Die Flüchtlingspolitik bestimmt die CSU-Klausur in Kreuth - und ist Sinnbild für den schwesterlichen Dauerzwist mit der CDU. Deren Vorsitzende Kanzlerin Merkel hat insbesondere in Sachen Obergrenze andere Ansichten.

Von: Achim Wendler

Stand: 06.01.2016

Im Schnee versinkt Gerda Hasselfeldt nicht gerade. Nur eine dünne, löchrige, weiße Decke hat sich auf die Wiesen und Berge gelegt, als die Landesgruppenvorsitzende in Wildbad Kreuth ankommt. Schöner als in Berlin sei es trotzdem, sagt sie. Ob das auch Angela Merkel so sieht, wenn sie nachher hier eintrifft? Das erste Mal wird die Kanzlerin die CSU-Abgeordneten in Kreuth besuchen, und sie hätte sich wahrlich bessere Jahre aussuchen können. Denn die Flüchtlingspolitik ist 2016 eines der wichtigsten Kreuther Themen, und nirgends liegen Merkel und die CSU so weit auseinander. Hasselfeldt versucht einen Verbindungsbogen zu spannen: Die Klausur solle auch dieses Jahr „Kraftquelle für die CSU“ sein und „Impulsgeber und Ideengeber für die Bundespolitik“.

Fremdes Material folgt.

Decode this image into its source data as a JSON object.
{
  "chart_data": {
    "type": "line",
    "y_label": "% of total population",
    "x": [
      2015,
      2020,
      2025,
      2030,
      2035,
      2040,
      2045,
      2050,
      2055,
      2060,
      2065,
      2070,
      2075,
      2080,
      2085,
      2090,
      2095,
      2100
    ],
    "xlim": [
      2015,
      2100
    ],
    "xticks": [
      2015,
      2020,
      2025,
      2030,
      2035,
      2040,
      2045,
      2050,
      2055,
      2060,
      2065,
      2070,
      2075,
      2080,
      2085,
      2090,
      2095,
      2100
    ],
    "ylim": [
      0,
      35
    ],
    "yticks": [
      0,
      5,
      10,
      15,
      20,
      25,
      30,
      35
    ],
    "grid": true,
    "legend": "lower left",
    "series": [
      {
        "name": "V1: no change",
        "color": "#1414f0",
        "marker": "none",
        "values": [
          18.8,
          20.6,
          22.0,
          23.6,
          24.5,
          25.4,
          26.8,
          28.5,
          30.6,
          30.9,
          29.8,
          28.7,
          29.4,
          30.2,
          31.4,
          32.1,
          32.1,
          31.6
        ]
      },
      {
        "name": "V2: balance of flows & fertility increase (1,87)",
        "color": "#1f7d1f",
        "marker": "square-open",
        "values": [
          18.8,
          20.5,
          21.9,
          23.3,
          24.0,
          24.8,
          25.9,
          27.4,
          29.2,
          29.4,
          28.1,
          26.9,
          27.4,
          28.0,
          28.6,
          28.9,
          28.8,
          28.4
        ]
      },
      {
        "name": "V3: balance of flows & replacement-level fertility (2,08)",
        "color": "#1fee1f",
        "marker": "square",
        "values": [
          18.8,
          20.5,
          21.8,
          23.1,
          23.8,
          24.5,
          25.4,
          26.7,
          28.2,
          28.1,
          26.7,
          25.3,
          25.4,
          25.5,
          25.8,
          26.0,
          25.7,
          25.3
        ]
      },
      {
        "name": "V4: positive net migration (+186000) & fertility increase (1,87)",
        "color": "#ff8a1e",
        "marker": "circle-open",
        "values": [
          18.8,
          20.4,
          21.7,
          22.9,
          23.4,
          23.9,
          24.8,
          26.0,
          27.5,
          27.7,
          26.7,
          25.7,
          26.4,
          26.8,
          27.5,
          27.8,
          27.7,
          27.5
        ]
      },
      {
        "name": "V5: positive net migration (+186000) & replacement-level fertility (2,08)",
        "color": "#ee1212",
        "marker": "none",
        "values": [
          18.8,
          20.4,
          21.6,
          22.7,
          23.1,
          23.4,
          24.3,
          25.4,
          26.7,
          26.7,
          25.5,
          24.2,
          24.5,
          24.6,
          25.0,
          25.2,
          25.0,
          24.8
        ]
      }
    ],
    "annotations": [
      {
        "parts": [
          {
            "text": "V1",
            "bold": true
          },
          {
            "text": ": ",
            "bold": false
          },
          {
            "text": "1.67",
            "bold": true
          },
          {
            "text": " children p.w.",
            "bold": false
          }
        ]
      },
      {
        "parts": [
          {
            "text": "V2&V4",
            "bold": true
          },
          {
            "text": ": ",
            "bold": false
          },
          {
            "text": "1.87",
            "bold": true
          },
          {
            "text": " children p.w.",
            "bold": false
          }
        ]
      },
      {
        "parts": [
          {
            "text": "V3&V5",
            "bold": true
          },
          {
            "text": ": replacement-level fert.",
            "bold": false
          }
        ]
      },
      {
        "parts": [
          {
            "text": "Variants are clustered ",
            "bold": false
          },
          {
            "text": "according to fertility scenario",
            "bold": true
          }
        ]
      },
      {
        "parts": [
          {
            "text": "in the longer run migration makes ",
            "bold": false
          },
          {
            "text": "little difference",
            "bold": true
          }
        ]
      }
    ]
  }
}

Eine Zumutung für Kanzlerin Merkel

Eine der Ideen lautet: Bei 200.000 Flüchtlingen pro Jahr soll Schluss sein. Sie stammt zwar nicht aus der Gruppe der Bundestags-CSU, sondern vom Parteivorsitzenden Horst Seehofer. Aber aus Merkels Sicht ist das ziemlich egal. Für sie ist die Zahl so oder so weder ein „Impuls“ noch eine „Idee“, sondern eine Zumutung. Zwei Stunden wird Merkel nachher mit den Abgeordneten diskutieren. Deren Wunsch nach einer Obergrenze wird sie in Kreuth aller Voraussicht nach so wenig entsprechen wie unlängst in München, beim CSU-Parteitag.

Allen Ernstes erwartet wohl auch kein Christsozialer, dass Merkel ausgerechnet in Kreuth einlenkt. Auch Gerda Hasselfeldt nicht. Darum wiederholt sie Seehofers 200.000 erst gar nicht, sondern sagt: Die Zahl sei „eine Orientierungsgröße, die deutlich macht, wir brauchen noch mehr Anstrengungen, um die Zahlen zu reduzieren“.

"Ein bisschen Opposition"

Die etwas gewundene Formulierung zeigt, wie schwierig das Flüchtlingsthema für Hasselfeldt und ihre Bundestags-CSU ist. Sie stehen zwischen den beiden Polen der Flüchtlingspolitik – und müssen diese Pole zugleich selber verkörpern: einerseits offene Grenzen (CDU/CSU-Fraktion), andererseits dichte Grenzen (CSU). Beide Positionen vertreten die Berliner CSU-Abgeordneten in ihrer politischen Arbeit. Man kann darin einen glatten Widerspruch sehen.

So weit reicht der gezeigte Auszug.